Comment troquer son job contre des potes. Voilà en gros l'histoire du film. Des mecs qui se connaissent peu, seraient même prêt à sa filer une mandale, comme ça, si tu me regerdes trop dans les yeux, puis finalement s'apprécient au fil des roues de ce road-Movie.L'ambiance est assez agréable et c'est un de rares films qui sait préserver le naturel sans faire de concessions commerciales habituelles,soit le baise-main au spectateur. Quoiqu'on en dise, cela mérite une bonne appréciation car c'est devenu une denrée plutôt rare, soit conserver un ton et des échanges crédibles, voire légèrement décapants, crus. Même parfois assez peu flatteurs (surtout pour les mecs, hélas, puisque ce sont que l'on suit à la trace). On y voit surtout une (future) bande de potes, prête à se dévouer jusqu'à même accepter de baiser la femme de l'autre si vraiment il insiste dans son invitation. Et rajoute un paquet de biftons (surtout). De l'amoral donc, et les bon caporals vertueux ne manqueront pas de huer et conspuer ce qui n'est qu'une légère et modeste peinture de la réalité, le temps d'un été, une comédie sans trop de prétentions, mais à la narrations légère et digne d'un léger roman pour se passer le temps. Le casting vaut à lui seul le détour. Un film témoin d'une époque, qui n'a pourtant pas pris une seule ride. C'est déjà une forme d'exploit. Et quel plaisir de découvrir E.Chicot, et P.Bouchitey, en petits déconneurs, avec leur gibolles de bazars et leur pattes d'ef. C'est vraiment là une excellente surprise. Une grand merci à l'auteur du film !!! Les filles sont à la fois très jolies, et très sympathiques, même si on les voit assez peu, et l'ensemble du film dégage à la fois une grande gentillesse, et une bonne sympathie. On reste un peu dans la tendance bab. parfois, et même une légère satyre du système archi-connu, comme ça, en passant. Un dernier réflexe sans doute lié à cette période. Un presque au revoir soixantuitard. Un film temporel, d'une société, soit presque une document historique.

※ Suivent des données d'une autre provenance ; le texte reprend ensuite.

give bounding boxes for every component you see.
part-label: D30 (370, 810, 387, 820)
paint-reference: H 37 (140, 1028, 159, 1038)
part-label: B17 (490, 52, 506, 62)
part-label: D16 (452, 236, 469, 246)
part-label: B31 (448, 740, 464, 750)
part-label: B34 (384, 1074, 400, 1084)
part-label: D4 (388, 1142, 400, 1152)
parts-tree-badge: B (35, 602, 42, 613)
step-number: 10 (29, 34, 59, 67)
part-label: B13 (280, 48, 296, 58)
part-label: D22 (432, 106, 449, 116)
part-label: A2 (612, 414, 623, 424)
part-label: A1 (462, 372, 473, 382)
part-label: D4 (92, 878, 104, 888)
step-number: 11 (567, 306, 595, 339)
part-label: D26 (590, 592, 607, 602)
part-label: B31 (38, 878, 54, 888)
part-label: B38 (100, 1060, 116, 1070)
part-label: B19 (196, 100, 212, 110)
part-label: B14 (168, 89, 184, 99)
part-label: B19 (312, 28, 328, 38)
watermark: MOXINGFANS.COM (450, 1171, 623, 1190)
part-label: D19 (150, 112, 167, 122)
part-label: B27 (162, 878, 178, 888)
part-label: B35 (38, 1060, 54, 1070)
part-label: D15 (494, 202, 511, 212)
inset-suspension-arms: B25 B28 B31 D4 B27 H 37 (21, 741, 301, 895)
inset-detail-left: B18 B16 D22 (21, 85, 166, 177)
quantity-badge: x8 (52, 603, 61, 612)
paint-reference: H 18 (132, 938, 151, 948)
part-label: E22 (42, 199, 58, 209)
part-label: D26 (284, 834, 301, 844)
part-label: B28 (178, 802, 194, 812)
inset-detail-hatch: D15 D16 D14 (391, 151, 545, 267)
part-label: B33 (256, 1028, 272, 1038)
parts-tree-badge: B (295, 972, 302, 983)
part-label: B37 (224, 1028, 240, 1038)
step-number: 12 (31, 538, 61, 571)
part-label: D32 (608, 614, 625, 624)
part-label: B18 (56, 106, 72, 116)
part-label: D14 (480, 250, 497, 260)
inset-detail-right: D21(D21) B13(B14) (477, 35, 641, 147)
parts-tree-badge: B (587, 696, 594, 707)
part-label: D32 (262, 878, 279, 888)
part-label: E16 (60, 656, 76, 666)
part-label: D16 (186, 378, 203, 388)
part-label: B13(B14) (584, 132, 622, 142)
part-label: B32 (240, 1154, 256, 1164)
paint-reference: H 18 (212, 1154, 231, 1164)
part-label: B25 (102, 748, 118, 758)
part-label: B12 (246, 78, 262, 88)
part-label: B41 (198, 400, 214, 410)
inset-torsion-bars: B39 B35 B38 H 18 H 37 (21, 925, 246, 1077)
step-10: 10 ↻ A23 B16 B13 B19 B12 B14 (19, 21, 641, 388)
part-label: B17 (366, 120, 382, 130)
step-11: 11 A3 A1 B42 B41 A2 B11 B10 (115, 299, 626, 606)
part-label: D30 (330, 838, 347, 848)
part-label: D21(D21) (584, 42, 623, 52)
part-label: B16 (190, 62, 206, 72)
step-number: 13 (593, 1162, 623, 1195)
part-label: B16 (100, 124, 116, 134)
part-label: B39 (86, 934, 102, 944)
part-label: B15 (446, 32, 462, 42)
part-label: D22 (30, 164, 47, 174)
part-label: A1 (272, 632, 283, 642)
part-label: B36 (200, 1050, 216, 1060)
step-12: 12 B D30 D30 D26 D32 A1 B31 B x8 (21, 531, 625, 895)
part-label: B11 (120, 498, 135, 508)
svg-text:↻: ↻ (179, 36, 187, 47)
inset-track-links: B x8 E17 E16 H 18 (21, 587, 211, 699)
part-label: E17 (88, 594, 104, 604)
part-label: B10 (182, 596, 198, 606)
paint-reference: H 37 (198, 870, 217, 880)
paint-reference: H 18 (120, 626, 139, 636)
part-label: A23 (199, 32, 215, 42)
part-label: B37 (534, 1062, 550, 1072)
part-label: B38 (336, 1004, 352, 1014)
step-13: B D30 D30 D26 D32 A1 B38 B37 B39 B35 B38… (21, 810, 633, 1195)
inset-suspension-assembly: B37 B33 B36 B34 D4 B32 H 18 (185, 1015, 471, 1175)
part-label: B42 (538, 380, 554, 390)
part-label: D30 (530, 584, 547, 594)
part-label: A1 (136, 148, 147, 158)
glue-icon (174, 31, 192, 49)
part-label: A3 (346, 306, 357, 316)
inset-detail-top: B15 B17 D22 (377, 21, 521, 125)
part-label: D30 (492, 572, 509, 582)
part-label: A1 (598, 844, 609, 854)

Cavalier, j'adore, Pater, Irène, Thérèse, et ses portraits de femmes me mettent vraiment en joie. Le plein de super, sorte de road movie, complètement libre, existentiel, ça me donnait vraiment envie. Alors j'ai été déçu, j'ai pas vraiment accroché, je vois ce qui aurait dû me plaire, ce que j'aurai dû apprécier dans cette liberté folle, dans ces personnages profondément humains, avec leurs défauts, leurs qualités, leurs petits moments de folies, leurs problèmes, mais j'avoue que je n'ai pas été passionné, et ça m'embête, car non seulement j'aurai aimé plus apprécier, c'est la première fois que Cavalier me déçois, mais en plus je n'ai pas détesté, et je vois pourquoi ce film est bien. Du coup je me dis qu'il faudrait que je le revois dans quelques années, si possible pas dans une vieille copie VHS moisie. En tous cas c'est un film libre, sur une génération, sur le sexe, sur l'amour, l'amitié, et c'est plutôt bien fait.
Alain Cavalier a tourné ce road-movie en totale liberté dans les années 70, visiblement sans scénario. Pourtant, le charme opère vraiment et le film est une expérience très agréable. Un cinéma loin des contraintes, souvent en roue libre, très frais et décompléxé.